Lette Valeska: Stars Without Glamour
Since September 2023, the Municipal Museum in Braunschweig has been showcasing the exhibition: “Stars Without Glamour.” The exhibition, for the first time in Germany, features portrait photographs by the Braunschweig artist Valeska Heymann, nee Heinemann. Not only are the images interesting, but equally compelling is the life story of this Braunschweig native. Undoubtedly, she too belonged to the “Strong Women of Braunschweig.” The exhibition can be visited until January 7, 2023.
When I discovered the exhibition poster on a billboard in early autumn this year, my interest was immediately piqued. A German artist who photographed Hollywood stars? That sounds intriguing. As I prefer attending such events as part of a public guided tour, I only get the chance in December.
Valeska Heinemann, later known as Lette Valeska, is already over 60 years old when her career begins in the United States. Although Valeska has been interested in photography since her childhood, her life initially takes different paths. Born in 1885 as the daughter of a secular Jewish entrepreneurial family, Valeska has three brothers: Ludwig, Walter, and Fritz. Two of the brothers die in the war, Walter initially goes to Palestine as a doctor and later emigrates to the USA. The siblings reunite there. Valeska attends the Lyceum (“Die kleine Burg”) and has been friends with Galka Scheyer since her school days. Through this friendship, she becomes aware of the Lette Verein in Berlin, founded in 1890, a photographic training institute where she undergoes training.
Initially, Valeska works as a secretary in Brussels. When she meets her future husband, Ernst Heymann, she leaves the Lion City in 1920 and moves to Frankfurt, where the entrepreneur owns a factory for chemical-pharmaceutical products. In 1932, the couple, along with their little daughter, moves to Paris to open a branch of the company. When the small family wants to return to Frankfurt in 1937, the anti-Jewish Nazi regime thwarts their plans; the chemical factory is confiscated and dissolved in 1939. The Heynemanns emigrate to the USA. In 1938, the couple separates, and Valeska, on the advice of her childhood friend Galka Scheyer, goes to Los Angeles. Ten years later, her ex-partner commits suicide.
Stars in Everyday Poses
To support herself, Valeska returns to her childhood hobby: photography. Initially, she is commissioned to photograph elementary school children. Her unconventional way of capturing students attracts attention. Among the mothers is the wife of film producer David O. Selznik, who commissions Valeska to photograph her daughter. Other Hollywood giants also have their offspring captured by Valeska. Over time, the artist can make a living from her work and buys a house in 1942. Two years later, she acquires American citizenship. Selznik eventually hires the German photographer for his studio. From 1947 to 1953, Valeska works for various Hollywood studios, with her trademark being to portray stars in everyday poses. And all the “greats” are there: Burt Lancaster, Ava Gardner, Elizabeth Taylor, Gregory Peck, Danny Kaye, Louis Jourdan, Greta Garbo, and Joseph Cotton, to name a few.

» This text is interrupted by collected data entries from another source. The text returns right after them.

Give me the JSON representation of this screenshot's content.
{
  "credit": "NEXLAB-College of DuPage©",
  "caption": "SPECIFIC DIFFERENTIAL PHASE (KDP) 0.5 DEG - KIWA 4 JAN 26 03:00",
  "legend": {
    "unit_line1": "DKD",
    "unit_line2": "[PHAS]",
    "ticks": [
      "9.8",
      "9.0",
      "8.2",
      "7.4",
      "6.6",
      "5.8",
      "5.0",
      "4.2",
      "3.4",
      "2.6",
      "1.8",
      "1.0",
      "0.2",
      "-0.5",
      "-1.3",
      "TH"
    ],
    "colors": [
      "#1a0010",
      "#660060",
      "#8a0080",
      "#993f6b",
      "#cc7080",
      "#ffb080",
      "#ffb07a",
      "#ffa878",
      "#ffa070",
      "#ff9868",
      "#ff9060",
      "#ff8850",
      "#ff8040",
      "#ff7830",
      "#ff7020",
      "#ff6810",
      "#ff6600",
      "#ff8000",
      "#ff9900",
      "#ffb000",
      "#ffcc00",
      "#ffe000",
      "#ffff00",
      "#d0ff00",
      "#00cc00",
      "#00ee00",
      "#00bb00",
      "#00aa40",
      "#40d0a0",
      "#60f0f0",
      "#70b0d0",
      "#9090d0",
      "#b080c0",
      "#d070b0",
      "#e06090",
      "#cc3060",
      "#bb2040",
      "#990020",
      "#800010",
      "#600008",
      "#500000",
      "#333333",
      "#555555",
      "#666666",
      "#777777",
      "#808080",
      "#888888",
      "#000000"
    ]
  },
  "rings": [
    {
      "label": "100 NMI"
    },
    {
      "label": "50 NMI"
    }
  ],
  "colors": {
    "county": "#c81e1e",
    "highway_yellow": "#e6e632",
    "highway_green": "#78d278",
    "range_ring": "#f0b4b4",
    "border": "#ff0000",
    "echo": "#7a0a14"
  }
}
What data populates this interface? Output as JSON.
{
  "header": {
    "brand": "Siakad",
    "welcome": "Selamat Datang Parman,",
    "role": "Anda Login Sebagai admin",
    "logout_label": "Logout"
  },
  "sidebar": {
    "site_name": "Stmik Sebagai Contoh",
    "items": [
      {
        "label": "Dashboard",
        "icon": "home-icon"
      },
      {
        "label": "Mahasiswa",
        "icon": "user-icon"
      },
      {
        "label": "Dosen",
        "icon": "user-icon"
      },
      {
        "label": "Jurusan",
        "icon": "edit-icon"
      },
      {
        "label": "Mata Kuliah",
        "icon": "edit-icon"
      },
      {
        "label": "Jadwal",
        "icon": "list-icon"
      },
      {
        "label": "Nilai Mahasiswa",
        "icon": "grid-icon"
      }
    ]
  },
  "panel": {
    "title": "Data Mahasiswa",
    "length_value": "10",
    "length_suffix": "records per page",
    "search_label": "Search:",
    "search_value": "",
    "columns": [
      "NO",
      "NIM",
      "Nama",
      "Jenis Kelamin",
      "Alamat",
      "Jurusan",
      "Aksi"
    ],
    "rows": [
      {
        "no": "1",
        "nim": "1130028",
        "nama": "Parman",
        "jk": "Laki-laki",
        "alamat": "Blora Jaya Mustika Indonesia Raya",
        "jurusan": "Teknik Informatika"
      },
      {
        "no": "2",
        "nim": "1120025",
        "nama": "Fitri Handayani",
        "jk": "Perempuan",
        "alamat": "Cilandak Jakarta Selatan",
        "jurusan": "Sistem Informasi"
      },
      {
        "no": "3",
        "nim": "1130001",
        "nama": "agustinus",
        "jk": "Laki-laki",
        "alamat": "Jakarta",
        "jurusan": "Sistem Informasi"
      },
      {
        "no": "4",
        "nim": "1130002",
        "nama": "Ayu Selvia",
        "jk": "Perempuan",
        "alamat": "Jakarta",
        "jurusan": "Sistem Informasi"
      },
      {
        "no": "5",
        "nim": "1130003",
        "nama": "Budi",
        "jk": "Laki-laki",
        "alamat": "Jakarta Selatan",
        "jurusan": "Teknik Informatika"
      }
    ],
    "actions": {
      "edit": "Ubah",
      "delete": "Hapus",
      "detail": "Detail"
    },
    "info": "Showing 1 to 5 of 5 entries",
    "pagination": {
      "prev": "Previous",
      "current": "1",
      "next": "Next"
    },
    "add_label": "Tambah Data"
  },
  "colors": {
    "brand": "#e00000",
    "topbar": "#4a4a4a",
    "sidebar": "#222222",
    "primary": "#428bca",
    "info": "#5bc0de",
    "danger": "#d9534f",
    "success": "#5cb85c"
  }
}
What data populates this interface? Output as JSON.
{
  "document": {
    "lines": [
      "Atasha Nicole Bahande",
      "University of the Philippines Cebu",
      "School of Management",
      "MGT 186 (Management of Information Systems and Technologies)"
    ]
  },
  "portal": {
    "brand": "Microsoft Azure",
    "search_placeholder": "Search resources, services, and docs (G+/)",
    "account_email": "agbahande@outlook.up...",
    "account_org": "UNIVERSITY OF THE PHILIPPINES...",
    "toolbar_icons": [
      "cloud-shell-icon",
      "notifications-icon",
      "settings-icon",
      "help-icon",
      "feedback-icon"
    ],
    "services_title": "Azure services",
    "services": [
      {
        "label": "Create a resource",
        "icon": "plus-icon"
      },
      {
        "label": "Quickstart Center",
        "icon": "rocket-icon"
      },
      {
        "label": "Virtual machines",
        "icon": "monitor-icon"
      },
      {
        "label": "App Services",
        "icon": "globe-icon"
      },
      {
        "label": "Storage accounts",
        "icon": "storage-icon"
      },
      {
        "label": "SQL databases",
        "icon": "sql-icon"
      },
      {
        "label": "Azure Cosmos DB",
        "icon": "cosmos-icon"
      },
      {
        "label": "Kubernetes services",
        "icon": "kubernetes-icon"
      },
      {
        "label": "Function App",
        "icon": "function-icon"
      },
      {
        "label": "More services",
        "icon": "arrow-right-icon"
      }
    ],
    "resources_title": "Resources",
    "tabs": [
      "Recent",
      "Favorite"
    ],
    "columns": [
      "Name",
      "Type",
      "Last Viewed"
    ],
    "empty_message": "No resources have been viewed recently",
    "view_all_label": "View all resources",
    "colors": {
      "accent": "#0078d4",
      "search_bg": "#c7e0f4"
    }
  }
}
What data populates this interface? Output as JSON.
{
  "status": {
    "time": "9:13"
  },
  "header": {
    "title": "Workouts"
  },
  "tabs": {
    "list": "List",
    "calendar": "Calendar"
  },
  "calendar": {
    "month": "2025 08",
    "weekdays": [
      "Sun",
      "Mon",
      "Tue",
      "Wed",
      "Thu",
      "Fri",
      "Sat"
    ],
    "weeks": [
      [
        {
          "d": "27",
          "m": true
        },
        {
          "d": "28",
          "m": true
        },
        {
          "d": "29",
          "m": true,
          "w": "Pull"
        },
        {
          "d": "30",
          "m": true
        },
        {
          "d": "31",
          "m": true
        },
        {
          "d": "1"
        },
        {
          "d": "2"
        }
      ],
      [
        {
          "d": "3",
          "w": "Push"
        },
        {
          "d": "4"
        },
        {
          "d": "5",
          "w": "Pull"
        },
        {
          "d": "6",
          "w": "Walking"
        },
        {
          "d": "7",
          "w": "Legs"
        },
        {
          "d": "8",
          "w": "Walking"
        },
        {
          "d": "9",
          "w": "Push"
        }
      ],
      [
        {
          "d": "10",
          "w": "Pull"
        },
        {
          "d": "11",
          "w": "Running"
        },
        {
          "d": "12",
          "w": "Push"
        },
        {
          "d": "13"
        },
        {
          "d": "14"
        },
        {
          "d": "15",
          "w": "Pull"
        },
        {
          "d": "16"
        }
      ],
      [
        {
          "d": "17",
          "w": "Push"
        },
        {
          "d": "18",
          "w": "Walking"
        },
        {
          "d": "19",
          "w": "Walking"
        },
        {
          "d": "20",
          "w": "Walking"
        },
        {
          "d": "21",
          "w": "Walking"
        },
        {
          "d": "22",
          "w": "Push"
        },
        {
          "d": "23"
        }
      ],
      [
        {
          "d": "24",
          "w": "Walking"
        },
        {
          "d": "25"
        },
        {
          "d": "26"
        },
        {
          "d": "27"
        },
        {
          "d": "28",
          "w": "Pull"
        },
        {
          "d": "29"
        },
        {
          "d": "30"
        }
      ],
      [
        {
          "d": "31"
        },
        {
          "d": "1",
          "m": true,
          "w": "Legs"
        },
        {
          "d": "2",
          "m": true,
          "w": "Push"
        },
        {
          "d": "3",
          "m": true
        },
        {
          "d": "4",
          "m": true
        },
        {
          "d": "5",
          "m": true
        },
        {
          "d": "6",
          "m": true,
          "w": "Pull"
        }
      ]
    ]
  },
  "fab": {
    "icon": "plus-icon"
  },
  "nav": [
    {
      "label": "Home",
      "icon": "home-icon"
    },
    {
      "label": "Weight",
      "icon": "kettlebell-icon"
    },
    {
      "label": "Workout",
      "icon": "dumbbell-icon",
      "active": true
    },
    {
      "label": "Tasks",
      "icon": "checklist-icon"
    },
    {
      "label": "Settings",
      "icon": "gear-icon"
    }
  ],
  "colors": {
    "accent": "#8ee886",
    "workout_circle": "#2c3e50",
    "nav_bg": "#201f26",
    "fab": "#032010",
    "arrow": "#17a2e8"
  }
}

First, Glamour Photography Prevailed
Before stars allowed themselves to be photographed by Lette Valeska, Hollywood was dominated by the dictate of glamour photography. The studios selected the photographers of the stars. Taking the right pictures could easily take 10 – 12 hours. As long as it took for the pose, the light, and the associated flawless image to be perfect. Photographer George Harrell was considered a master of retouching at the time. Journalists were bombarded with this type of shot, up to 100,000 photos were produced by MGM alone per star. Working for studios was a purely male affair at the time. Besides Lette Valeska, Ruth Harriet Louise was the only female photographer. Louise worked in Hollywood from 1925 to 1930 and passed away in 1940. Valeska gave up her press card in 1953. The exact reason is not known. There are two theories: on the one hand, it could have been because she worked in a male-dominated field. On the other hand, it could also be that Galka Scheyer, who died in 1945, had appointed Valeska as her executor, and the photographer was occupied with this task. At the age of 70, Valeska begins painting and sculpting, which she teaches herself. Thematically, she processes the persecution of Jews in her works.
Order of Merit, First Class
For her services to Scheyer, Lette Valeska received the Order of Merit, First Class, at the age of 88. She would have liked to visit her hometown of Braunschweig again as part of this award ceremony – but, in fact, she did not receive an invitation. Twelve years later, just before her 100th birthday, the artist dies in Los Angeles. Thus ends the life of an impressive and strong woman from Braunschweig. At Petritorwall 2, the family’s last domicile, there is a commemorative plaque; at Bruchtorwall 1, there is a stumbling block for the artist.